- Education: University College London
- Occupations: Professor of Perioperative Medicine and Consultant in Anaethestics and Critical Care

= Ramani Moonesinghe =

British medical doctor

Ramani Moonesinghe is Professor of Perioperative Medicine at University College London (UCL) and a Consultant in Anaesthetics and Critical Care Medicine at UCL Hospitals. Moonesinghe was director of the National Institute for Academic Anaesthesia (NIAA) Health Services Research Centre between 2016 and 2022, and between 2016 and 2019 was Associate National Clinical Director for Elective Care for NHS England. In 2020 on she took on the role of National Clinical Director for Critical and Perioperative care at NHS England and NHS Improvement.

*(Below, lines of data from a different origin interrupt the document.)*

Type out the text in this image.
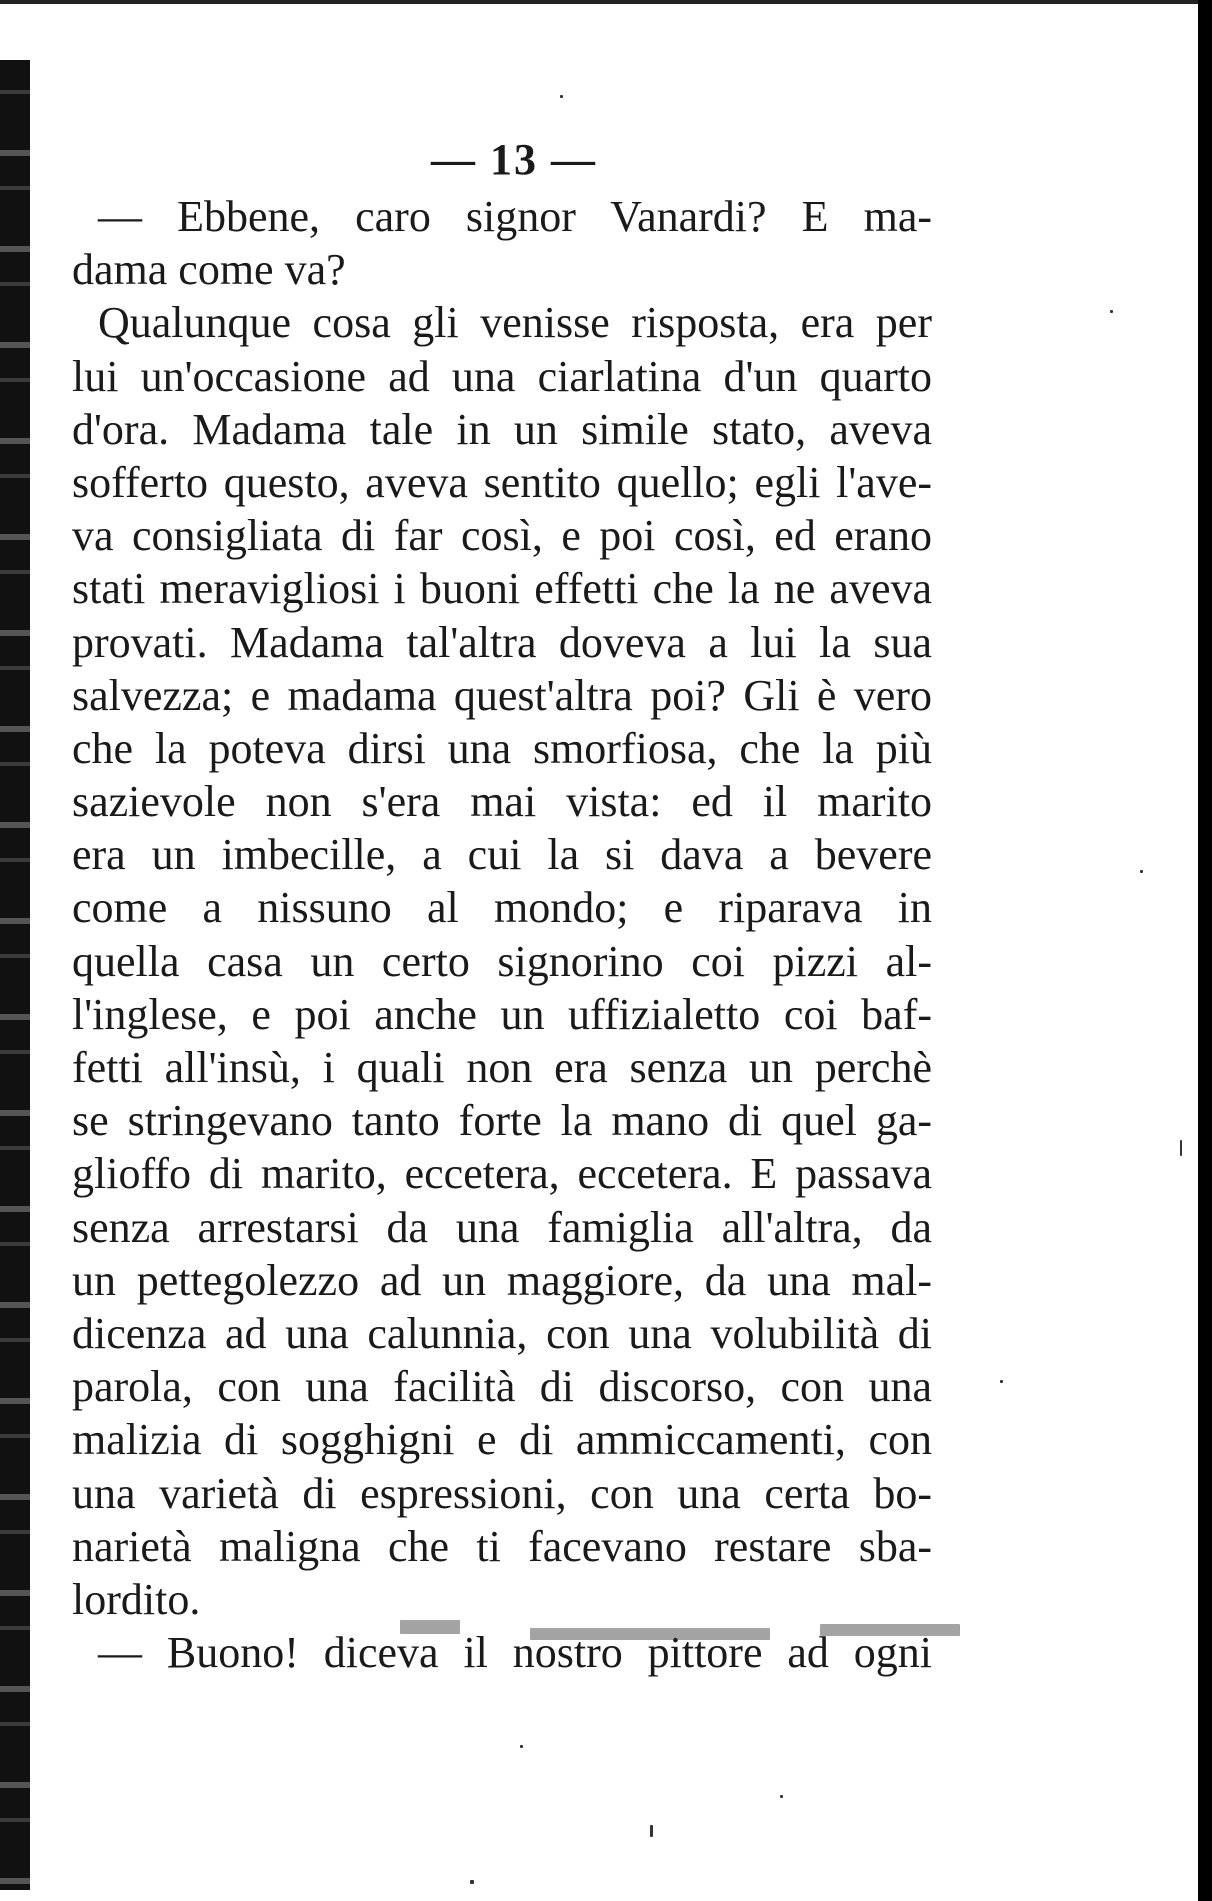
— 13 —
— Ebbene, caro signor Vanardi? E ma-
dama come va?
Qualunque cosa gli venisse risposta, era per
lui un'occasione ad una ciarlatina d'un quarto
d'ora. Madama tale in un simile stato, aveva
sofferto questo, aveva sentito quello; egli l'ave-
va consigliata di far così, e poi così, ed erano
stati meravigliosi i buoni effetti che la ne aveva
provati. Madama tal'altra doveva a lui la sua
salvezza; e madama quest'altra poi? Gli è vero
che la poteva dirsi una smorfiosa, che la più
sazievole non s'era mai vista: ed il marito
era un imbecille, a cui la si dava a bevere
come a nissuno al mondo; e riparava in
quella casa un certo signorino coi pizzi al-
l'inglese, e poi anche un uffizialetto coi baf-
fetti all'insù, i quali non era senza un perchè
se stringevano tanto forte la mano di quel ga-
glioffo di marito, eccetera, eccetera. E passava
senza arrestarsi da una famiglia all'altra, da
un pettegolezzo ad un maggiore, da una mal-
dicenza ad una calunnia, con una volubilità di
parola, con una facilità di discorso, con una
malizia di sogghigni e di ammiccamenti, con
una varietà di espressioni, con una certa bo-
narietà maligna che ti facevano restare sba-
lordito.
— Buono! diceva il nostro pittore ad ogni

Her career has been profiled in The Lancet and BMJ and she was the Royal College of Anaesthetists' contemporary nomination for the "Women in Medicine, a celebration" exhibition at the Royal College of Physicians.

== Education ==
Moonesinghe graduated from UCL Medical School in 1997, where she was president of the medical students' union, and did her postgraduate training in internal medicine at Guy's and St. Thomas' Hospitals. In 2015, Moonesinghe began a fellowship in Improvement Science with the Health Foundation.

Moonesinghe has reported she was inspired by Katharine Lloyd-Williams, an anaesthetist and educationalist who oversaw the creation of the UK's first medical school completely open to both male and female students.

== Career ==
Moonesinghe was appointed to UCL Hospitals in 2010 as consultant in anaesthetics and critical care medicine, and was appointed Professor of Perioperative Medicine at UCL in 2018. She is co-director of the UCL/UCLH Surgical Outcomes Research Centre (SOuRCe). She is director of the Centre for Perioperative Medicine and head of the Research Department for Targeted Intervention, both at UCL. Her research focuses on evaluating interventions aimed at improving perioperative outcomes, including technological and service innovations. Her work also develops and evaluates methods of predicting risk of adverse outcomes from major surgery and ways to measure outcome from surgery, including patient-centred outcomes. She has received research funding for epidemiological and interventional research from the Health Foundation, Wellcome Trust and the National Institute for Health Research (NIHR) amongst other funders.

Between 2008 and 2012, Moonesinghe was a council member of the Royal College of Anaesthetists. Between 2016 and 2022 she was director of the National Institute for Academic Anaesthesia's (NIAA) Health Services Research Centre. She was the NIAA academic training advisor between 2012 and 2017 and a NIAA Board member from 2009 until 2022.

In 2017, Moonesinghe was selected to join the Q initiative in the founding cohort, an initiative led by the Health Foundation to improve care quality for NHS patients. Moonesinghe was on the design team of 'Little Heroes' gowns, a 2017 BSc Product Design student's final year project; superhero-inspired hospital gowns with a detachable capes for children aged two to six.

In 2016 she was appointed Associate National Clinical Director for Elective Care at NHS England, and then National Specialty Advisor for Elective Care in 2019. In 2020 she was appointed as National Clinical Director for Critical and Perioperative Care at NHS England and NHS Improvement. In this role she supported the national NHS response to the COVID-19 pandemic in England.

She was made an Officer of the Order of the British Empire in the 2021 New Year's Honours List, for service to anaesthesia, perioperative and critical care medicine.